This evening I attended a fascinating talk given by our local history society on a local colony of artists who lived in Cranbrook, Kent, England in the 19th Century. Their art can now fetch well over £100,000 a piece. Below is one of the typical paintings – that could number an estimated 1,500 – though only 300 have been catalogued by the local historian giving the talk.
What was interesting is that so little is known about the colony locally – and that many paintings were bought by industrial entrepreneurs from the Midlands and North of England. It is only because of the interest of a few local folk that some of the pieces have found their way back to the local museum and local collections.
The Naughty Boy by George Bernard O’Neill
The reason I was there was that local history society recently asked me to design a simple, low-cost website for them. The chairman, secretary and other committee members are now adding content to the site – and it was from a discussion with the archivist did it suddenly hit me how differently people think about putting information onto the web.
The archivist is an ex-librarian. For her, everything can be classified and should be put into order as part of a logical taxonomy. Already the categories on the site are developing into several layers. She reflected on the fact that, perhaps there were now too many layers for some categories. It reminded me of my early days of (IDMS) database programming (before relational databases), when you had to put data into classes and categories. I had a simple rule then that more than three layers was too many. It still somehow holds true today.
On describing this blog (where the categories are simply a relational tag that you clump ideas together with), she became nervous. The way that her librarian-mind worked was that each book, each chapter, each page, each idea had, somehow to be classified in a single tree. The idea that each idea, or article could be classified by several different classes – and that you leave it up to the search engine to work out how to get you there was a difficult one for her to feel good about.
It was a similar lack of familiarity or unease that I have, perhaps, with those who Tweet. Sure, I tweet a bit. Occasionally. Once every so often. When I am feeling I have a gap, or when I have a slot at the conference when I want to broadcast something interesting. But I am by no means a regular member of the Twitterati. Tweeting somehow gets in the way of the flow of life. You become an observer or a journalist rather than living in the moment. I respect those who tweet regularly – but, for me, it is too high a frequency to engage in all the time. I suppose others will leave an historically-interesting pheromone path of phrases and words for others to analyse in the future. Like writing a daily journal. But that life is not for me. I prefer blogging one a week (or once every six weeks when I am busy – as has been the case recently).
And so it is was with the Victorian artists in the Cranbrook colony. They left no diaries.

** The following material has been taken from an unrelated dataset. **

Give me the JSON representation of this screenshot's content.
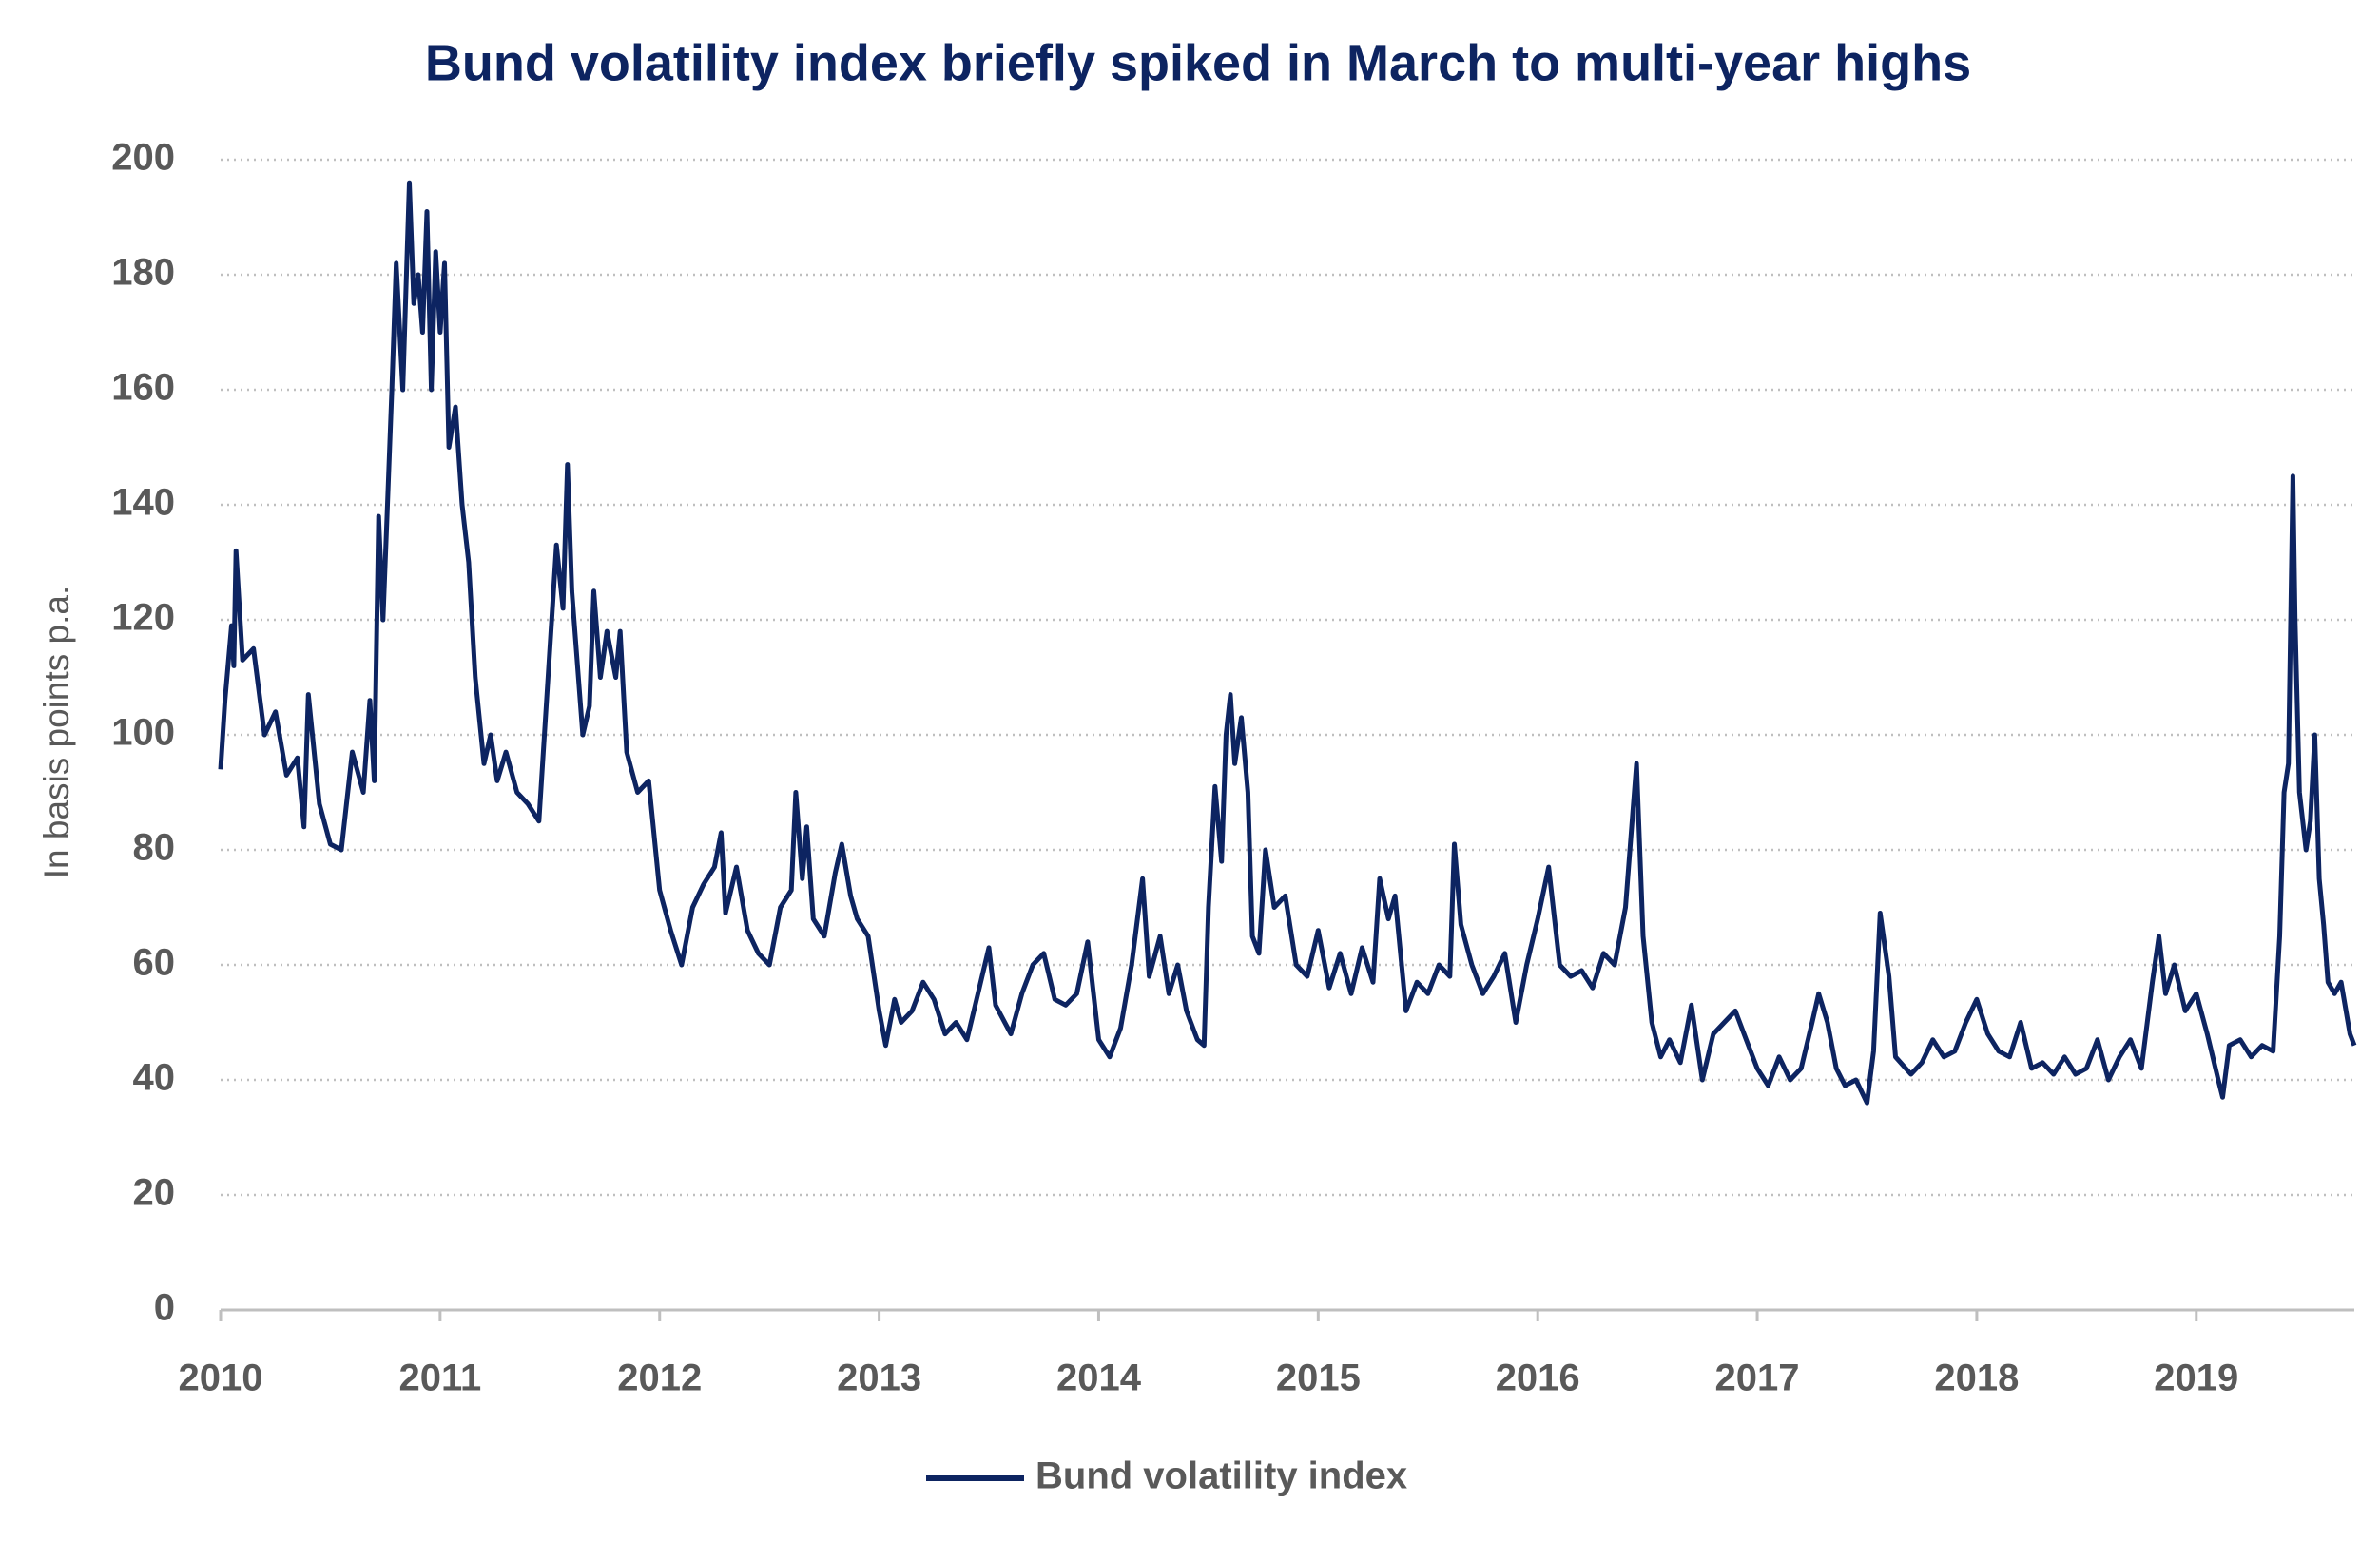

No documentation of their progress. They lived and worked and played and painted in the moment – by all accounts to make a living first and then to enjoy life. Some were richer than others – but all of them exhibited at the Royal Academy year-after-year and were successful in their own ways. Yet now, 150 years on, we know very little about them.
At the end of the talk, someone reflected that the mid 19th century countryside existence in rural Kent perhaps harked-back to the pre-industrial, less smoky, less satanic mills existence of England that had been lost in the North to the industrial revolution – which is why so many of the paintings went North. Who knows. There are no tweets, no blogs, no journals or otherwise to confirm or deny such theories.
Just the paintings themselves – which hold a fascinating set of visual cascading stories, moral values and pure artistry that are contained in the outputs from this unique colony of artists that lived so close to where I now live. Art for Art sake, Money for Godsake. 10cc (now on a brilliant tour of the UK) said it all. It was the same then as it is now!
Funny about the word colony. It is what they called the far-flung corners of the British Empire. As well as being the collective noun for a load of bees! There you go! The bees don’t tweet either. They buzz. A bit less now we are going into winter. Makes you think!